VIII Edición

Curso 2011 - 2012

Alejandro Quintana

La mecedora de los recuerdos

Alba Expósito, 17 años

                 Colegio Pineda (Barcelona)  

Observó la habitación antes de desprenderse de las sabanas para dirigirse a la ventana. La abrió de par en par y contempló el paisaje que iba a acompañarla. Acababa de empezar el verano y la casa de su abuela iba a convertirse en el escenario de su nueva vida.

El accidente... Aún era confuso. En unos segundos su vida había cambiado por completo.

No pudo evitar unas lágrimas al recordar a sus padres.

Se vistió y salió de la habitación. Por el pasillo flotaba un aroma a café recién hecho y a magdalenas caseras. Encontró a su abuela en la mecedora. La anciana la miró con sus ojos azules, los mismos que ella había heredado. Con un gesto delicado le indicó que se sentara. La abuela casi nunca decía gran cosa, pero siempre estaba dispuesta a escuchar, consolar y hasta reñir de la forma que riñen las abuelas.

Alguien llamó a la puerta.

-¡Adelante! -la abuela elevó la voz.

Era un muchacho de la edad de Pepi, moreno y de ojos claros.

-Buenos días, Diego. Antes de que comiences el arreglo del jardín y del establo, quiero presentarte a mi nieta Josefa. La puedes llamar Pepi. A partir de ahora vivirá aquí, conmigo. Si necesitas cualquier cosa, pídesela.

Antes de salir de la cocina, Diego le regaló una sonrisa.

Como era el segundo día que la muchacha pasaba en la casa, se dedicó a estudiar sus rincones. Era grande, con dos plantas y una buhardilla en la que la abuela guardaba retratos de familiares; antepasados con aire de un tiempo muy lejano. Al cabo las horas, escuchó la voz de la abuela desde el salón.

-Anda, llévale esta limonada y este gorro a Diego. Es uno de los pocos jóvenes de por aquí .

Pepi lo encontró junto a los frutales.

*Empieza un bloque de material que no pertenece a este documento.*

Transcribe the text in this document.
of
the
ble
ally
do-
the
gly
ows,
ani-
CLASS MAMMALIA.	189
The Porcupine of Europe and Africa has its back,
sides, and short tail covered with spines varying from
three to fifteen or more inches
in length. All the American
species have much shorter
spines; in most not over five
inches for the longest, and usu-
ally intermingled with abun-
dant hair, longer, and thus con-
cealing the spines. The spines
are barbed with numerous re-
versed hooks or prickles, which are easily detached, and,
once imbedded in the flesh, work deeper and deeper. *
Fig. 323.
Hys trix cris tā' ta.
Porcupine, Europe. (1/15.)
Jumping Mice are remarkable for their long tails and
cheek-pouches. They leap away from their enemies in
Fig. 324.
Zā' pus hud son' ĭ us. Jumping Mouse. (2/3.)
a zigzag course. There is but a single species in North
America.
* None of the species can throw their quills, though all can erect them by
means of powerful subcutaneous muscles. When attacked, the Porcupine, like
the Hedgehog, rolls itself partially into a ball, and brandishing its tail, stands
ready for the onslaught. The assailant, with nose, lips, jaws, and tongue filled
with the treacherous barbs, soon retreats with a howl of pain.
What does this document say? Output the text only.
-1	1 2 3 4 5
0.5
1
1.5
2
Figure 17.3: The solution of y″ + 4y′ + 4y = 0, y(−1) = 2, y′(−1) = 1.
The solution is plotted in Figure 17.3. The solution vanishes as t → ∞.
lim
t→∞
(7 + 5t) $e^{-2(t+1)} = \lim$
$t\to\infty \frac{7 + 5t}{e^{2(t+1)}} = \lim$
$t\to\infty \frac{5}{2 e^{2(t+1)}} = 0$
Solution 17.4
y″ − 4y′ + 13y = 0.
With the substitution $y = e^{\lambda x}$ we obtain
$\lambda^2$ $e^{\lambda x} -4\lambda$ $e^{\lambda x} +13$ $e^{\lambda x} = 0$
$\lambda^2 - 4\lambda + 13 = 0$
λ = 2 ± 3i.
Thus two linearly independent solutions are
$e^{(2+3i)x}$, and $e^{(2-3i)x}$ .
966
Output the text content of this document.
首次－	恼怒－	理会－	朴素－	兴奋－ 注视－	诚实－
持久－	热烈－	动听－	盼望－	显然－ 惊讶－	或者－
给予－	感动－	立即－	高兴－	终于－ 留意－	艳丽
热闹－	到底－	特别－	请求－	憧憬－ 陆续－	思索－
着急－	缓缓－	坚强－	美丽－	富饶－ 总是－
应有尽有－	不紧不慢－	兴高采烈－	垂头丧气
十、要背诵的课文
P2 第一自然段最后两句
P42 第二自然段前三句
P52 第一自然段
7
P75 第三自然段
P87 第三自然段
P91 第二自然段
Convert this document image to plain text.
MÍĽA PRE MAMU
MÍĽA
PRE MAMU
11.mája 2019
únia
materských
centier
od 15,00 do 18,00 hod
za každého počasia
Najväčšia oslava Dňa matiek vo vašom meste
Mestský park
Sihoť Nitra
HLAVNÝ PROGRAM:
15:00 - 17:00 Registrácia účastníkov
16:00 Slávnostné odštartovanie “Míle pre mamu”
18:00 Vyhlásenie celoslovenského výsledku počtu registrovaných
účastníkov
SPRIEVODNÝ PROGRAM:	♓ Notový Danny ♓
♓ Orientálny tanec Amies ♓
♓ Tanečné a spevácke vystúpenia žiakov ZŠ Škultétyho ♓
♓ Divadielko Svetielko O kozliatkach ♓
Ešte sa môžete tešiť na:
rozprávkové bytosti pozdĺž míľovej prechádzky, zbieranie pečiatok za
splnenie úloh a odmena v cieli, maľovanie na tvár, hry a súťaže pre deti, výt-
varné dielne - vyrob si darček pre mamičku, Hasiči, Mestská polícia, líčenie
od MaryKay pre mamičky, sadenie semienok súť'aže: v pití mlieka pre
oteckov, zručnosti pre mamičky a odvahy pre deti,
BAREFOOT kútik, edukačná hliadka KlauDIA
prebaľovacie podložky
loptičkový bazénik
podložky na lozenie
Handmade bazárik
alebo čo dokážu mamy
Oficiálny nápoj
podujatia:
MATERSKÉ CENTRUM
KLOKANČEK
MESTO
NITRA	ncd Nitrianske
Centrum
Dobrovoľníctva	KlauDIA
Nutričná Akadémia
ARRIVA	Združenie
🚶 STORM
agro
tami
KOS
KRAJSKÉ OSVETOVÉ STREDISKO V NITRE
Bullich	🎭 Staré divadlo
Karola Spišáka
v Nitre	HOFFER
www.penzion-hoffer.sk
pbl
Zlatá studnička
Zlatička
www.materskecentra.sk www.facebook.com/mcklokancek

Sirvió limonada para los dos y charlaron un rato.

Cada mañana buscaba unos momentos para estar junto a él, hasta que Diego terminó por invitarla a dar un paseo vespertino.

Pepi tomó la bicicleta de cuando su madre era pequeña y se dirigió a casa del zagal. Le abrió la puerta un chico de unos veinte años. Poco después, cuando Diego tomó otra bicicleta, le dedicó las palabras idóneas para empezar una carrera:

-¡Tonto el último que llegue a la plaza de las escuelas!

Pedaleó como si le fuera la vida en ello, a pesar de las piedras del camino. Así logró alcanzar la plaza entre alegres risotadas.

Después recorrieron las calles del villorrio, bajaron al río, pedalearon por la alameda hasta un trigal salpicado de amapolas, se tumbaron frente al cielo y charlaron y charlaron mientras el cielo se pintaba de tonalidades calabaza. Diego acompañó a Pepi hasta la casa de la abuela y, con vergüenza, la besó en la mejilla. Ruborizada, entró en el zaguán. Allí se encontraba la anciana, tejiendo en su mecedora lo que parecía un jersey naranja.

El último día del verano, Diego la besó. Pepi sintió que su corazón se aceleraba. Ambos tenían diecisiete años.

Trascurrieron diez lustros. Pepi se balanceaba en la mecedora de la abuela al tiempo que recordaba a Diego. Le entraron ganas de llorar. Pronto se reuniría con él.

Se levantó para abrir la puerta del garaje construido en una parte del jardín. En vez de coger el coche, tomó la bicicleta. El pueblo había cambiado. Lo único que permanecía como entonces era la alameda y el trigal de las amapolas.

Pepi se tumbó en medio de las flores, cerró los ojos y se dejó acunar por los recuerdos de aquel lejano verano.